The obvious effects of the Covid-19 pandemic include the rapid increase in online payment services and digital banking across Southeast Asia (SEA).
Due to social distancing restrictions, people across the region now avoid brick-and-mortar bank branches and prefer the physically safer option of e-wallets and mobile payment applications, Moscow-based cybersecurity company Kaspersky Lab general manager for Southeast Asia Yeo Siang Tiong said.
He said: “It is, however, far beyond surprising. As early as late 2019, before Covid-19’s massive effects across SEA, I read an article which said online financial transactions in the region will be worth $1 trillion by 2025 and the digital wallet segment will jump five-fold to $114 billion.
“I believe these two key sectors will go far beyond these predicted numbers as we try to minimise human contact for the sake of our physical health.”
Yeo said a recent study by New York, US-based multinational financial services corporation Mastercard Inc found that 40 per cent of consumers in the region saying they were using e-wallets more than ever, with Malaysia leading the way.
On the other hand, cash is slowly being dethroned as king as fewer people use banknotes to buy or trade goods and services, he said.
“What makes the region a fertile land for digital banking and online payment is the fact that it has countries with a young population – millennials and Gen Z’s who are not used to physically visiting financial buildings or queuing for a long time to fill up forms with pen and paper like the generations before them did.
“Another important factor is that there is still a significant per cent of individuals who are unbanked or underbanked. This is particularly true in still emerging countries like Indonesia, Malaysia, Thailand, the Philippines, and Vietnam.”
At the centre of this digital revolution is trust. Customers are using e-wallets, mobile banking, and web applications driven by necessity, he said.
Now, more than ever, they need to trust financial institutions to secure their money, he said.
“Digital transformation, in any sector, always presents new challenges, but especially for banks and for financial services. To put it simply, revolutionising banks’ way of doing transactions means overhauling their legacy systems including people, process and technology,” Yeo said.

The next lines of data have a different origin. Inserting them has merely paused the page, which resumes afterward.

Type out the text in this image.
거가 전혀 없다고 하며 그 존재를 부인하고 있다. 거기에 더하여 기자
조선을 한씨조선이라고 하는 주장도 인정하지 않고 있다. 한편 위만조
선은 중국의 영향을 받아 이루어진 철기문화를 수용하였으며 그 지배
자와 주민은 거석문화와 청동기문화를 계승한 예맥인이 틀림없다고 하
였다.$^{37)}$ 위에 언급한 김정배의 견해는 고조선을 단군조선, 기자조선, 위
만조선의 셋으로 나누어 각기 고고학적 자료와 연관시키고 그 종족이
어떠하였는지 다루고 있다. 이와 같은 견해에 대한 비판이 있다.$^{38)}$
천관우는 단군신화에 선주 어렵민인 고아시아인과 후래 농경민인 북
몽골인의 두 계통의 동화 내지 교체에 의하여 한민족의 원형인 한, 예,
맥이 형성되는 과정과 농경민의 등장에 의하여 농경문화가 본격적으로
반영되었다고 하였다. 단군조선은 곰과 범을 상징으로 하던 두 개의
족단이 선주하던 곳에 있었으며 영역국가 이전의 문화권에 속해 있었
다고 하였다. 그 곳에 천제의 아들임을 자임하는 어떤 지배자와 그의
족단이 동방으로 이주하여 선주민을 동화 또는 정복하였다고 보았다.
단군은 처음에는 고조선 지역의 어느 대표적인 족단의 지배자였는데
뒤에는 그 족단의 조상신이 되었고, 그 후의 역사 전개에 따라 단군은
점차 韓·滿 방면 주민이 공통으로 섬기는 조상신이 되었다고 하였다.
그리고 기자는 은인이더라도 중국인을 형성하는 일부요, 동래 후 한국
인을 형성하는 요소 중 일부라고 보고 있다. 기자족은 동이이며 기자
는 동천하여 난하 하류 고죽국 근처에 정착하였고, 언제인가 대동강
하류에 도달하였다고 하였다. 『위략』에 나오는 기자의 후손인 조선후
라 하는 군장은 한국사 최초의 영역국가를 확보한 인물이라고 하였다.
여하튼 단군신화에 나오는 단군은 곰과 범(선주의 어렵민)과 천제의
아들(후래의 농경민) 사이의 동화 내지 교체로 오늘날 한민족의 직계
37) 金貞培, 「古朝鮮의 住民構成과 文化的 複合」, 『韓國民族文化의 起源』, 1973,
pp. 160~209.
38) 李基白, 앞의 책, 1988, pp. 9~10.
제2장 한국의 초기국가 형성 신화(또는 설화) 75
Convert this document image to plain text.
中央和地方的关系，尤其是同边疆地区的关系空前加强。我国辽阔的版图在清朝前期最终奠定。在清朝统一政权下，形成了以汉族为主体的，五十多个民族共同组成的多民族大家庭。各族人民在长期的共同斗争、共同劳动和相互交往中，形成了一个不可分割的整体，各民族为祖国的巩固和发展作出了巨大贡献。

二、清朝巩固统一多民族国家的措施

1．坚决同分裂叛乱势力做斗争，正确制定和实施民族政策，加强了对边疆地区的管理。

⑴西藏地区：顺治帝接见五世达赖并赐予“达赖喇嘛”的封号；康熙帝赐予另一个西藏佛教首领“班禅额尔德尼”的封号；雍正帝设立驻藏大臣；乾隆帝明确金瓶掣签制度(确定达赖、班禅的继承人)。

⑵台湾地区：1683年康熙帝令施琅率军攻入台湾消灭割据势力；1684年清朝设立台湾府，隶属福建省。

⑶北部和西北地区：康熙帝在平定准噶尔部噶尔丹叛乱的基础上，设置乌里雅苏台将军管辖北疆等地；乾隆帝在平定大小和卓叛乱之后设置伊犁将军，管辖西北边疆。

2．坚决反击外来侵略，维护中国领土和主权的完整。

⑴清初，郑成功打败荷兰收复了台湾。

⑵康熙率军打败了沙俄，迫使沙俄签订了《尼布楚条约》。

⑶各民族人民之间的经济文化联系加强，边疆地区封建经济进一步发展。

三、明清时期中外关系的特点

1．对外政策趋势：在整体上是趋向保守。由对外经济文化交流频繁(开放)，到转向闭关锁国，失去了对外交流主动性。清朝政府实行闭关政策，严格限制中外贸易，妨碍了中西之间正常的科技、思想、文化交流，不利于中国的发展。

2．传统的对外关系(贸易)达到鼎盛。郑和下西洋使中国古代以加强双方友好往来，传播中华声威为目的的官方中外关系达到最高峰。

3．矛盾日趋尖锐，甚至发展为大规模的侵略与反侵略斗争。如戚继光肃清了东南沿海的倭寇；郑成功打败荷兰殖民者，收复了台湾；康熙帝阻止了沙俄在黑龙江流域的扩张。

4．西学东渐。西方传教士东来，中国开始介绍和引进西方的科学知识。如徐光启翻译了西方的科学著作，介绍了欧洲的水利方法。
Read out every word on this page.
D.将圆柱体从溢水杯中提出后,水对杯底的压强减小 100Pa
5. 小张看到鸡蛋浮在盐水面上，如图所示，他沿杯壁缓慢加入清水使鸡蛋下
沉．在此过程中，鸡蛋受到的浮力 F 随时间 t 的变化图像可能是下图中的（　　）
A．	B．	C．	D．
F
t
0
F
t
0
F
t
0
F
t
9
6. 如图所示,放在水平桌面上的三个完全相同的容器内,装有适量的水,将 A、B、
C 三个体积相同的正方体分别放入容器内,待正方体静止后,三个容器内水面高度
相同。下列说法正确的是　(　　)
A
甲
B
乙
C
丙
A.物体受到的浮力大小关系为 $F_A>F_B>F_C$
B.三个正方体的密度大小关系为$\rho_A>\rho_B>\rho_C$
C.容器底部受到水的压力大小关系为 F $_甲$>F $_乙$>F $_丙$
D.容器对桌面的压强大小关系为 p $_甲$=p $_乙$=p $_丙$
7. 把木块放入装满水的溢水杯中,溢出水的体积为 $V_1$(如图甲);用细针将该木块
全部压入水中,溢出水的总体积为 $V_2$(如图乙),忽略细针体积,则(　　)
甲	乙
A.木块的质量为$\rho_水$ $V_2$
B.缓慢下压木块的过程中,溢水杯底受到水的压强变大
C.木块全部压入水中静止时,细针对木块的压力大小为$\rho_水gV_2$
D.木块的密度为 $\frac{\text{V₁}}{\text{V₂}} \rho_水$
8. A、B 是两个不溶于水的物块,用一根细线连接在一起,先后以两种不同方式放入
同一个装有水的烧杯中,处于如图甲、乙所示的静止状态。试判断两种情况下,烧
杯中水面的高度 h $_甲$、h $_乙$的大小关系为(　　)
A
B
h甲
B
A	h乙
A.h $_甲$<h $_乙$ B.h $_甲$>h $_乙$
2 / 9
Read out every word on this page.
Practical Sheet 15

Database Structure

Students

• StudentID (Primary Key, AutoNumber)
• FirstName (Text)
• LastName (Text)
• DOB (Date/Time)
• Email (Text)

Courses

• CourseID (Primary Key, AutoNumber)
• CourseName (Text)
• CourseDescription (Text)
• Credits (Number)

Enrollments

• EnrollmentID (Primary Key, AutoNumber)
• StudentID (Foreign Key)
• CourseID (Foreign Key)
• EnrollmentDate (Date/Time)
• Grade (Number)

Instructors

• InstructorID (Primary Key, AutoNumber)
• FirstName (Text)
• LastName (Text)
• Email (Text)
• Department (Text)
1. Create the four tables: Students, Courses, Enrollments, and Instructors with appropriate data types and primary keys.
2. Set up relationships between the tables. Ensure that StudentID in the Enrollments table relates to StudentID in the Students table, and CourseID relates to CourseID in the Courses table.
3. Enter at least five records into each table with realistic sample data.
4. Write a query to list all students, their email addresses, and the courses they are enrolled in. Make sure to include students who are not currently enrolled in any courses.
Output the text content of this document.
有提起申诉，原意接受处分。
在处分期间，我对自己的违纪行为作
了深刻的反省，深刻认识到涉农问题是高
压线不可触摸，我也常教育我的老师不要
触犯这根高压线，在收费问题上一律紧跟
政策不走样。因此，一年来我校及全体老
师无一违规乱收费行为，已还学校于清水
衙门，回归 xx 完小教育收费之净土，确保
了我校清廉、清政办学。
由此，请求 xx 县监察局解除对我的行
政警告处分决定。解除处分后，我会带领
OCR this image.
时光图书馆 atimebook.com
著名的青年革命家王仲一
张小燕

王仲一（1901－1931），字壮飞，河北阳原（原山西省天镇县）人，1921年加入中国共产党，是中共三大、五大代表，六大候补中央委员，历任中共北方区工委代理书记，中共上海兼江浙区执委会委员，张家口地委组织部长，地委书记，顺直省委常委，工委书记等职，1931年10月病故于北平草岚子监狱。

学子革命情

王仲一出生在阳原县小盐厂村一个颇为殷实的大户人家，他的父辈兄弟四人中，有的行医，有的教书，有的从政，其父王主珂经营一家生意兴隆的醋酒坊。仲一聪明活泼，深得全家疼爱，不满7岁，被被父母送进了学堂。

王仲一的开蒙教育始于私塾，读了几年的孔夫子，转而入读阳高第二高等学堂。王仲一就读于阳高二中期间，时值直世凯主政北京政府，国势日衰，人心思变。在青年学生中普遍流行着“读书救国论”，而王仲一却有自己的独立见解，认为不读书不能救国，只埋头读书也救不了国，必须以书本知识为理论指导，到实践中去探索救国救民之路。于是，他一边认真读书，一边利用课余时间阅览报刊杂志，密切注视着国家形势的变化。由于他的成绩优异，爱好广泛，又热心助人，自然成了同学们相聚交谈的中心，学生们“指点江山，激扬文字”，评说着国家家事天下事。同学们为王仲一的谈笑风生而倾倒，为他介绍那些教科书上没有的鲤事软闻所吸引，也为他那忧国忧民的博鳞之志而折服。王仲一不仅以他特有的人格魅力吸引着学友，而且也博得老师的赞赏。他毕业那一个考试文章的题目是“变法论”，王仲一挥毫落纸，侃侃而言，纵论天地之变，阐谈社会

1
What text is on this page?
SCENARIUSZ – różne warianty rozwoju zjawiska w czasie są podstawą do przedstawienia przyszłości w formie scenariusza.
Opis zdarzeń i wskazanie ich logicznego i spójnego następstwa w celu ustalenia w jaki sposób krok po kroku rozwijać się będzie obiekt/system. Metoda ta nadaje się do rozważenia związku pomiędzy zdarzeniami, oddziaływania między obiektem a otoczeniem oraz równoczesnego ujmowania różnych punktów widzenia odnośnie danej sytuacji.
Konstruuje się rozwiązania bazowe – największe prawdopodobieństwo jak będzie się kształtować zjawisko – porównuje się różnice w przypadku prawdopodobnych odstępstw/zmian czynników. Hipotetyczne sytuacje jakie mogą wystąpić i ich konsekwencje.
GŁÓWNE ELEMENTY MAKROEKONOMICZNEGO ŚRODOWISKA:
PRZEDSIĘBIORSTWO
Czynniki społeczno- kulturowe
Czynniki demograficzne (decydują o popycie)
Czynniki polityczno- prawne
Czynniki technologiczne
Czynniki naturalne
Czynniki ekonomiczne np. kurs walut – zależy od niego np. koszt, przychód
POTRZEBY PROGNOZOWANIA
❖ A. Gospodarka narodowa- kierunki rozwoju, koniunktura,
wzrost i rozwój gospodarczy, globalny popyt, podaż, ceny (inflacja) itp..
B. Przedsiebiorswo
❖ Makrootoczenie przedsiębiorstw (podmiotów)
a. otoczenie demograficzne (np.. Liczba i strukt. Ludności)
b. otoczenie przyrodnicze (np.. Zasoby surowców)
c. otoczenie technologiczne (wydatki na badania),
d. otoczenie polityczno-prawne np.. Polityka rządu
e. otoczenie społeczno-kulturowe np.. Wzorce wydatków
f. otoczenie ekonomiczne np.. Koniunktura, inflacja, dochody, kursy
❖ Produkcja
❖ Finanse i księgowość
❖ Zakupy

Humans remain the weakest link since, especially those who are not digitally native, lack proper awareness about the simplest risks like phishing and spam, while employees require new training and third-party services should be assessed comprehensively, he pointed out.
“When it comes to security, endpoint should be the foundation and banks should have known this by now. Financial services … should be looking at an adaptive approach in security which should be proactive rather than reactive – ready before an attack happens,” Yeo added.
The future may be foggy as different technologies continue to be developed, like AI, 5G, the Internet of Things, and cryptocurrency, but the past offers concrete lessons the financial sector could learn from, he said.
“Given the evolving nature of cyberthreats that are expected to become more sophisticated, it is also important that financial institutions have the necessary tools that help track threats that can evade regular endpoint solutions even before they hit you.
“We are in the middle of a digital revolution, and the use of online payment gateways and e-wallets are certainly here to stay and even increase.
“While it is a huge responsibility for banks and financial service providers to secure their virtual systems, I am certain they can pilot their way to the future as long as they build their cyber defences intelligently,” Yeo said.